250 sites de jeux d’argent bloqués en 10 ans, le bilan de l’ANJ

ANJ ARJEL

Depuis 10 ans, l’Autorité Nationale des Jeux (ANJ) demande et obtient le blocage d’une dizaine de sites de jeux illégaux à un juge au cours d’une audience spéciale. Née il y a 10 ans, cette procédure originale et adaptée à Internet a permis de bloquer près de 250 sites de jeu d’argent ou de publicité pour des jeux d’argent

Le comparatifdecasino.com

Tribunal Judiciaire de Paris, 9h30, salle 4.16. Maître Jouary, l’avocat de l’Autorité Nationale des Jeux (ANJ), l’ancienne ARJEL s’adresse au président à propos du site lecomparatifdecasino.com « C’est un site qui semblait se mettre en régularité », commence l’avocat. En effet ce site a l’air de ne vendre que du matériel de jeux: jetons de poker, tapis de blackjack, roulette… « Mais si vous cliquez sur l’onglet casino, c’est une collection de liens de redirection vers des casinos en ligne ».

Boutique Casino ANJ

Des « Lecomparatifcasino », il en existe des centaines sur internet. Sous couvert de vente de matériel, de conseils, de guides, de forums, d’actualité, tous ces sites sont en fait des publicités déguisées pour des sites de jeux d’argent. Or en France, en principe, les jeux d’argent et leur publicité sont interdits, même s’il existe quelques exceptions très réglementées pour les casinos physiques.

La procédure de l’ANJ fête ses 10 ans

Tous les deux mois, se tient dans cette salle une audience d’un genre unique. Coté demandeur, l’avocat de l’Autorité National des Jeux (ANJ). De l’autre coté, les avocats des principaux fournisseurs d’accès à internet français (Orange, SRR, Bouygues, Free…). Et face à eux, un juge unique, spécialisé en affaire de cybercriminalité.

Ces procès sont des OVNIs juridiques. En 2010, la loi « relative à l’ouverture à la concurrence et à la régulation du secteur des jeux d’argent et de hasard en ligne » fixe a trois ans de prison et de 90 000 euros d’amende l’offre illégale de jeu d’argent. Plus encore en bande organisée. Restait à la faire appliquer…

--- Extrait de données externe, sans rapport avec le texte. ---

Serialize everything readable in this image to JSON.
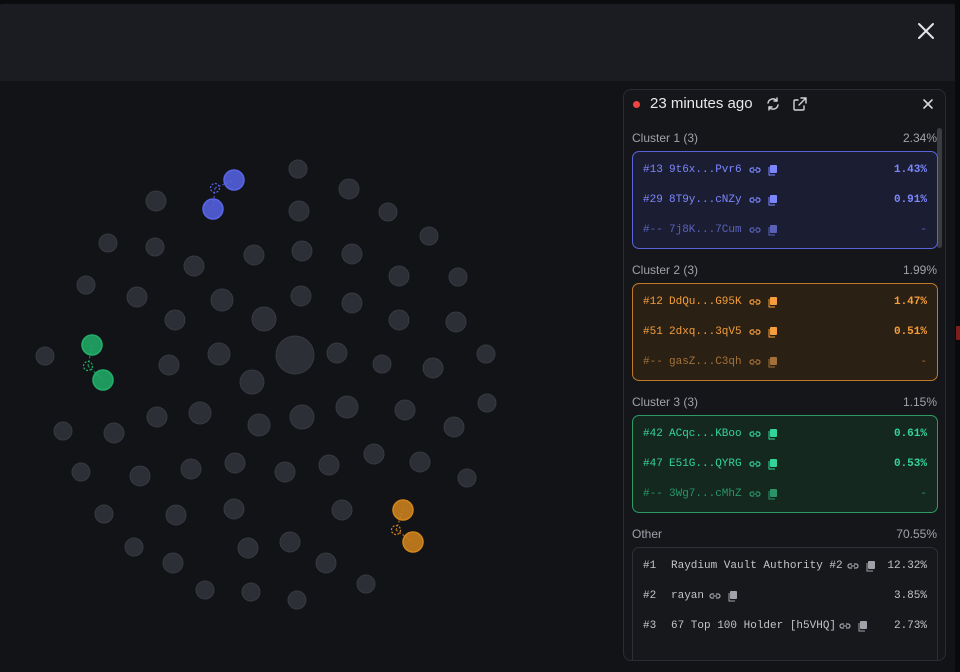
{
  "colors": {
    "blue": "#5865e8",
    "orange": "#d4861d",
    "green": "#22b06b",
    "node_gray": "#2d2f36",
    "live": "#ef4444"
  },
  "header": {
    "close_icon": "close-icon"
  },
  "panel": {
    "time": "23 minutes ago",
    "refresh_icon": "refresh-icon",
    "external_icon": "external-link-icon",
    "close_icon": "close-icon",
    "clusters": [
      {
        "title": "Cluster 1 (3)",
        "pct": "2.34%",
        "color": "blue",
        "rows": [
          {
            "rank": "#13",
            "address": "9t6x...Pvr6",
            "pct": "1.43%"
          },
          {
            "rank": "#29",
            "address": "8T9y...cNZy",
            "pct": "0.91%"
          },
          {
            "rank": "#--",
            "address": "7j8K...7Cum",
            "pct": "-"
          }
        ]
      },
      {
        "title": "Cluster 2 (3)",
        "pct": "1.99%",
        "color": "orange",
        "rows": [
          {
            "rank": "#12",
            "address": "DdQu...G95K",
            "pct": "1.47%"
          },
          {
            "rank": "#51",
            "address": "2dxq...3qV5",
            "pct": "0.51%"
          },
          {
            "rank": "#--",
            "address": "gasZ...C3qh",
            "pct": "-"
          }
        ]
      },
      {
        "title": "Cluster 3 (3)",
        "pct": "1.15%",
        "color": "green",
        "rows": [
          {
            "rank": "#42",
            "address": "ACqc...KBoo",
            "pct": "0.61%"
          },
          {
            "rank": "#47",
            "address": "E51G...QYRG",
            "pct": "0.53%"
          },
          {
            "rank": "#--",
            "address": "3Wg7...cMhZ",
            "pct": "-"
          }
        ]
      }
    ],
    "other": {
      "title": "Other",
      "pct": "70.55%",
      "rows": [
        {
          "rank": "#1",
          "name": "Raydium Vault Authority #2",
          "pct": "12.32%"
        },
        {
          "rank": "#2",
          "name": "rayan",
          "pct": "3.85%"
        },
        {
          "rank": "#3",
          "name": "67 Top 100 Holder [h5VHQ]",
          "pct": "2.73%"
        }
      ]
    }
  }
}
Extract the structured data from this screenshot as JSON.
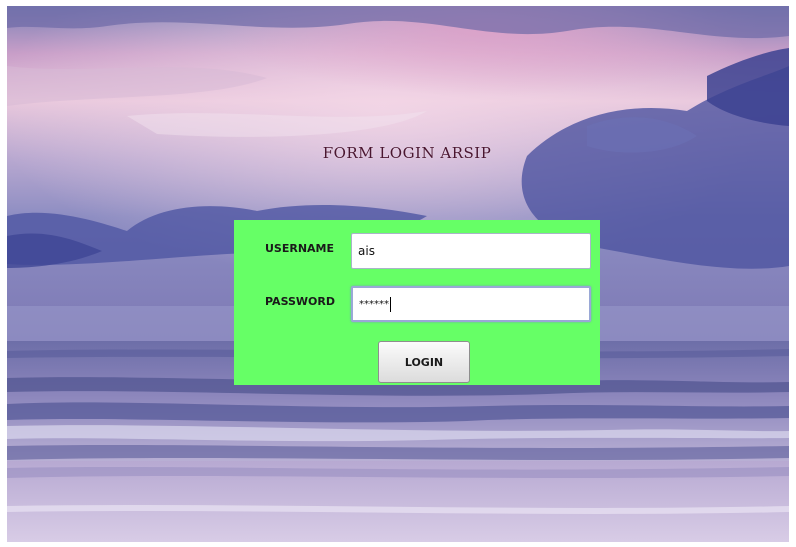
{
  "form": {
    "title": "FORM LOGIN ARSIP",
    "username_label": "USERNAME",
    "username_value": "ais",
    "password_label": "PASSWORD",
    "password_value": "******",
    "login_label": "LOGIN"
  },
  "colors": {
    "panel": "#66ff66",
    "title": "#4a1630"
  }
}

Des auteurs et des hébergeurs aux abonnés absents

Remonter jusqu’aux auteurs et propriétaires de ces sites s’avère pratiquement impossible. Internet leur permet de dissimuler leur identité et de se protéger à l’étranger avec une facilité déconcertante. Faute de pouvoir atteindre les véritables auteurs de ces sites Internet, le législateur demande donc à leurs prestataires techniques, hébergeurs de sites et fournisseurs d’accès à internet, de faire appliquer la loi.

Dès les premiers mois d’application de la loi, l’ANJ a compris que les demandes formulées aux hébergeurs n’aboutissaient jamais. Evidemment, aucun de ces sites n’est hébergé en France. A l’étranger, les hébergeurs ignorent toutes les mises en demeure que leurs envoient l’ANJ. Deux hébergeurs sont particulièrement connus pour leur inertie: Cloudfare aux Etats-Unis et Whoisguard au Panama. Ils hébergent l’immense majorité de ces sites. Quand des hébergeurs étrangers acceptent d’appliquer la loi française, de toutes façons, les sites concernés se trouvent immédiatement un autre hébergeur, qu’il faut à son tour mettre en demeure… Cibler les hébergeurs s’est rapidement avéré inefficace.

Les fournisseurs d’accès à Internet sommés de bloquer des sites illégaux

Restaient les fournisseurs d’accès à internet auxquels les autorités se sont finalement résolues à demander le blocage de l’accès à ces sites contrevenants, comme le prévoit la loi de 2010.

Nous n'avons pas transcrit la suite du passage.